Once the business is groomed, the financials done, Roadblocks and Deal Breakers removed, experienced brokers and savvy sellers pre-prepare a Business Profile that thoroughly explains the business, risk and opportunities to buyers, brokers and anyone else involved such as lenders, accountants and solicitors that may need to make a full assessment.

It's the final step in getting prepared and the anchor of marketing the business for sale. A business profile can be as simple as a one page summary to a comprehensive professionally prepared 10-20 page document, it all depends on the type, price and complexity of the business.  

Plus, buyers and lenders would prefer to receive a prepared document about the business first, then decide to see if it is worth a look, risk and investment. At the very least, a Business Profile should include enough information about the business to spark buyers interest, then they can come back to you for more detailed information if there is genuine interest.

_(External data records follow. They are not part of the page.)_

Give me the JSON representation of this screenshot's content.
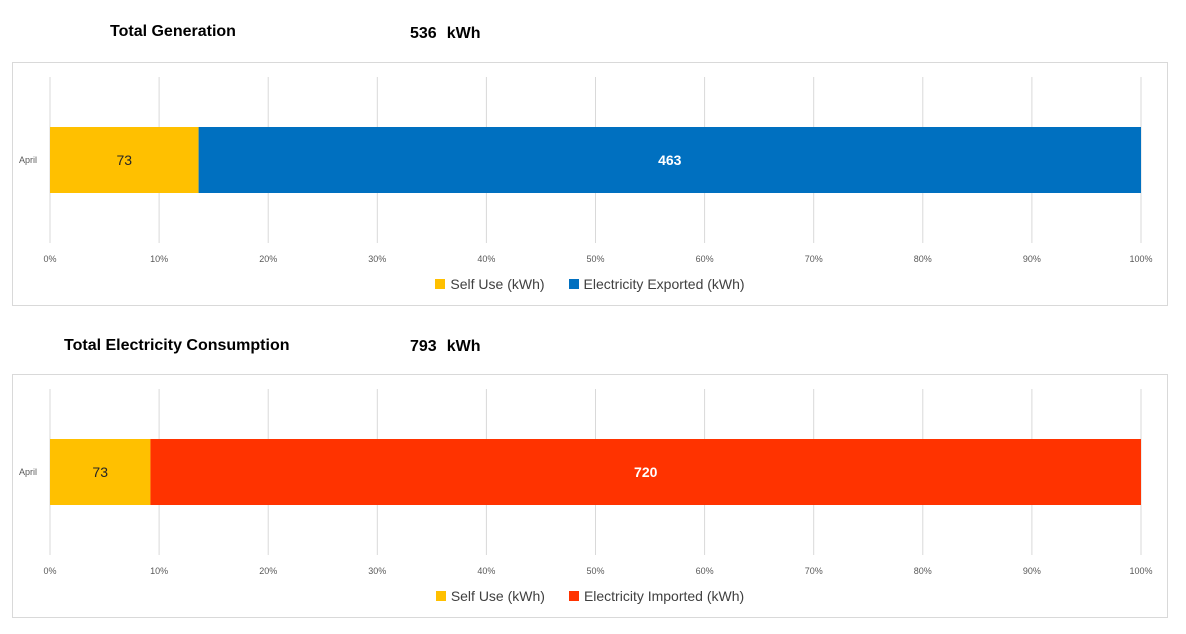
{
  "generation": {
    "title": "Total Generation",
    "total_value": "536",
    "total_unit": "kWh"
  },
  "consumption": {
    "title": "Total Electricity Consumption",
    "total_value": "793",
    "total_unit": "kWh"
  },
  "chart_data": [
    {
      "type": "bar",
      "orientation": "horizontal",
      "stacking": "percent",
      "categories": [
        "April"
      ],
      "series": [
        {
          "name": "Self Use (kWh)",
          "values": [
            73
          ],
          "color": "#FFC000"
        },
        {
          "name": "Electricity Exported (kWh)",
          "values": [
            463
          ],
          "color": "#0070C0"
        }
      ],
      "data_labels": [
        "73",
        "463"
      ],
      "xlim": [
        0,
        100
      ],
      "x_ticks": [
        "0%",
        "10%",
        "20%",
        "30%",
        "40%",
        "50%",
        "60%",
        "70%",
        "80%",
        "90%",
        "100%"
      ],
      "grid": true,
      "legend": "bottom"
    },
    {
      "type": "bar",
      "orientation": "horizontal",
      "stacking": "percent",
      "categories": [
        "April"
      ],
      "series": [
        {
          "name": "Self Use (kWh)",
          "values": [
            73
          ],
          "color": "#FFC000"
        },
        {
          "name": "Electricity Imported (kWh)",
          "values": [
            720
          ],
          "color": "#FF3300"
        }
      ],
      "data_labels": [
        "73",
        "720"
      ],
      "xlim": [
        0,
        100
      ],
      "x_ticks": [
        "0%",
        "10%",
        "20%",
        "30%",
        "40%",
        "50%",
        "60%",
        "70%",
        "80%",
        "90%",
        "100%"
      ],
      "grid": true,
      "legend": "bottom"
    }
  ]
}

Whether your business is worth $20,000 or $20 million, out of all the potential businesses a buyer might come into contact with, they will remember the one with the information pack.

Some things you could include in a business profile;

  • Short description of the business, hours, capacity
  • How it was started/ established.
  • Products & Services Overview
  • Type of Customers
  • Details of the Premises
  • Location, Area & Suburb Profile
  • Staff Structure
  • Trading Patterns
  • Marketing Activities
  • Suppliers
  • List of plant & equipment included with the sale.
  • Intellectual Property such as recipes, domains name, website, social media.
  • Financial Reports showing turnover, Cost of Goods, wages, expenses, addbacks and profit!
  • Explanation of financial adjustments, inconsistencies and abnormal expenses.
  • Lease details including rent, lease terms, annual increases
  • Copies of lease, licenses and permits
  • Asking price.
  • Sale Terms
  • Training & Assistance
  • Photos of the Business
  • Floor Plan of the Premises
  • and much more...

Do the Business Profile as standard practice and let the document sell the business for you. It will reduce the friction with buyers and brokers, show the value of the business, maintain your asking price, present the business in the best light, answer most of the buyer’s questions and many they didn’t think of.